Wednesday, April 16, 2008

Fly and Diseases

Some of the most serious diseases among humans is Dengue Fever, viral encephalitis, filariasis, malaria, and yellow fever, that is transmitted by mosquitoes. Many hundreds of thousands of people living along Africa's river are permanently blinded by small roundworms introduced by the bite of the black-fly.

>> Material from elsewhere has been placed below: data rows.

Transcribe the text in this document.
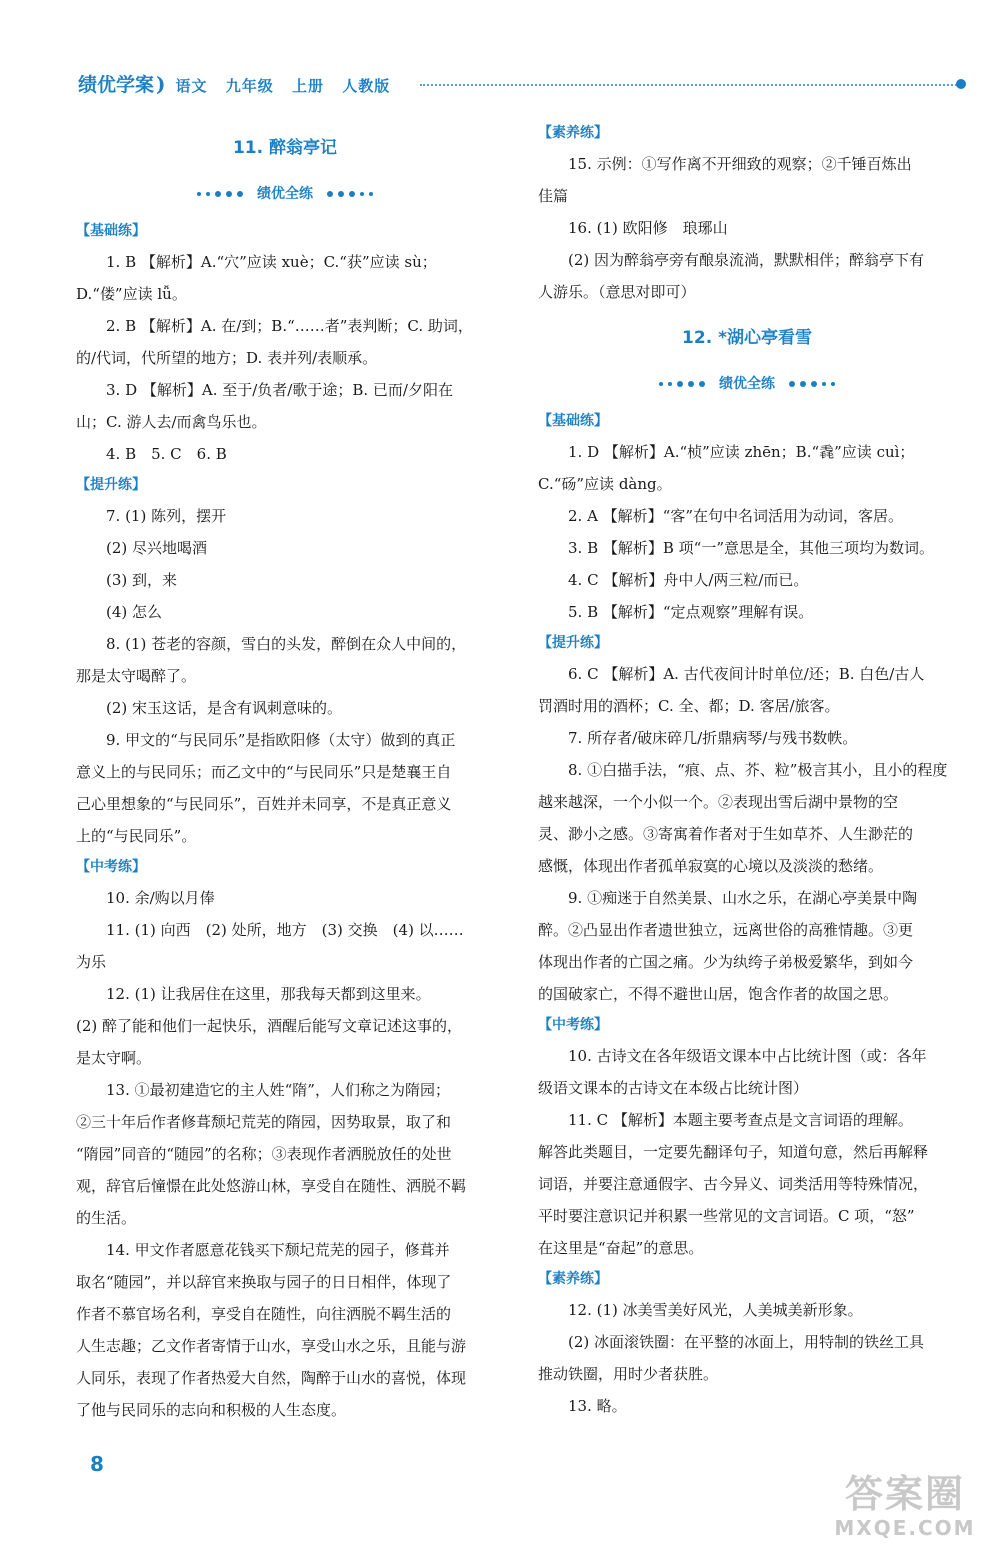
绩优学案 ) 语文 九年级 上册 人教版
11. 醉翁亭记
绩优全练
【基础练】

1. B 【解析】A.“穴”应读 xuè；C.“获”应读 sù；

D.“偻”应读 lǚ。

2. B 【解析】A. 在/到；B.“……者”表判断；C. 助词，

的/代词，代所望的地方；D. 表并列/表顺承。

3. D 【解析】A. 至于/负者/歌于途；B. 已而/夕阳在

山；C. 游人去/而禽鸟乐也。

4. B　5. C　6. B

【提升练】

7. (1) 陈列，摆开

(2) 尽兴地喝酒

(3) 到，来

(4) 怎么

8. (1) 苍老的容颜，雪白的头发，醉倒在众人中间的，

那是太守喝醉了。

(2) 宋玉这话，是含有讽刺意味的。

9. 甲文的“与民同乐”是指欧阳修（太守）做到的真正

意义上的与民同乐；而乙文中的“与民同乐”只是楚襄王自

己心里想象的“与民同乐”，百姓并未同享，不是真正意义

上的“与民同乐”。

【中考练】

10. 余/购以月俸

11. (1) 向西　(2) 处所，地方　(3) 交换　(4) 以……

为乐

12. (1) 让我居住在这里，那我每天都到这里来。

(2) 醉了能和他们一起快乐，酒醒后能写文章记述这事的，

是太守啊。

13. ①最初建造它的主人姓“隋”，人们称之为隋园；

②三十年后作者修葺颓圮荒芜的隋园，因势取景，取了和

“隋园”同音的“随园”的名称；③表现作者洒脱放任的处世

观，辞官后憧憬在此处悠游山林，享受自在随性、洒脱不羁

的生活。

14. 甲文作者愿意花钱买下颓圮荒芜的园子，修葺并

取名“随园”，并以辞官来换取与园子的日日相伴，体现了

作者不慕官场名利，享受自在随性，向往洒脱不羁生活的

人生志趣；乙文作者寄情于山水，享受山水之乐，且能与游

人同乐，表现了作者热爱大自然，陶醉于山水的喜悦，体现

了他与民同乐的志向和积极的人生态度。

【素养练】

15. 示例：①写作离不开细致的观察；②千锤百炼出

佳篇

16. (1) 欧阳修　琅琊山

(2) 因为醉翁亭旁有酿泉流淌，默默相伴；醉翁亭下有

人游乐。（意思对即可）

12. *湖心亭看雪
绩优全练
【基础练】

1. D 【解析】A.“桢”应读 zhēn；B.“毳”应读 cuì；

C.“砀”应读 dàng。

2. A 【解析】“客”在句中名词活用为动词，客居。

3. B 【解析】B 项“一”意思是全，其他三项均为数词。

4. C 【解析】舟中人/两三粒/而已。

5. B 【解析】“定点观察”理解有误。

【提升练】

6. C 【解析】A. 古代夜间计时单位/还；B. 白色/古人

罚酒时用的酒杯；C. 全、都；D. 客居/旅客。

7. 所存者/破床碎几/折鼎病琴/与残书数帙。

8. ①白描手法，“痕、点、芥、粒”极言其小，且小的程度

越来越深，一个小似一个。②表现出雪后湖中景物的空

灵、渺小之感。③寄寓着作者对于生如草芥、人生渺茫的

感慨，体现出作者孤单寂寞的心境以及淡淡的愁绪。

9. ①痴迷于自然美景、山水之乐，在湖心亭美景中陶

醉。②凸显出作者遗世独立，远离世俗的高雅情趣。③更

体现出作者的亡国之痛。少为纨绔子弟极爱繁华，到如今

的国破家亡，不得不避世山居，饱含作者的故国之思。

【中考练】

10. 古诗文在各年级语文课本中占比统计图（或：各年

级语文课本的古诗文在本级占比统计图）

11. C 【解析】本题主要考查点是文言词语的理解。

解答此类题目，一定要先翻译句子，知道句意，然后再解释

词语，并要注意通假字、古今异义、词类活用等特殊情况，

平时要注意识记并积累一些常见的文言词语。C 项，“怒”

在这里是“奋起”的意思。

【素养练】

12. (1) 冰美雪美好风光，人美城美新形象。

(2) 冰面滚铁圈：在平整的冰面上，用特制的铁丝工具

推动铁圈，用时少者获胜。

13. 略。

8
答案圈
MXQE.COM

In much of the world to day, poor sanitation, domestic flies, and intestinal diseases are constant and related problems. In Latin America, Africa and India, blowflies and houseflies are especially abundant; they shuttle between faces and human food, carrying the agents of cholera, dysentery, diarrhea disease, and gastroenteritis. Some species prefer the eye and transfer the microbes of pinkeye, conjunctivitis, and trachoma from diseased to healthy eyes; others spread yaws, a skin disease, when they feed on cuts and stores.

Some adult flies are harmless but deposit their eggs in wounds or body openings of livestock and humans. The larval flies, or maggots, consume living tissue, and the wound enlarges as more females are attracted to the site for oviposition. Such maggot infestations are called myiasis. Agricultural crops, such as wheat and onions, are also attacked.

Beneficial Roles

Beneficial activities of flies include pollination, the reduction and recycling of plant and animals wastes, and the unique contributions of the fruit fly, Drosophila, to genetics and our understanding of heredity. In 1930s, before the advent of antibiotics and sulfa drugs, doctors cured stubborn cases of osteomyelitis with sterile blowfly maggots. The maggots ate only the dead and decaying tissue, cleaning out the wound, suppressing harmful bacteria with their secretions, and encouraging growth of healthy tissue.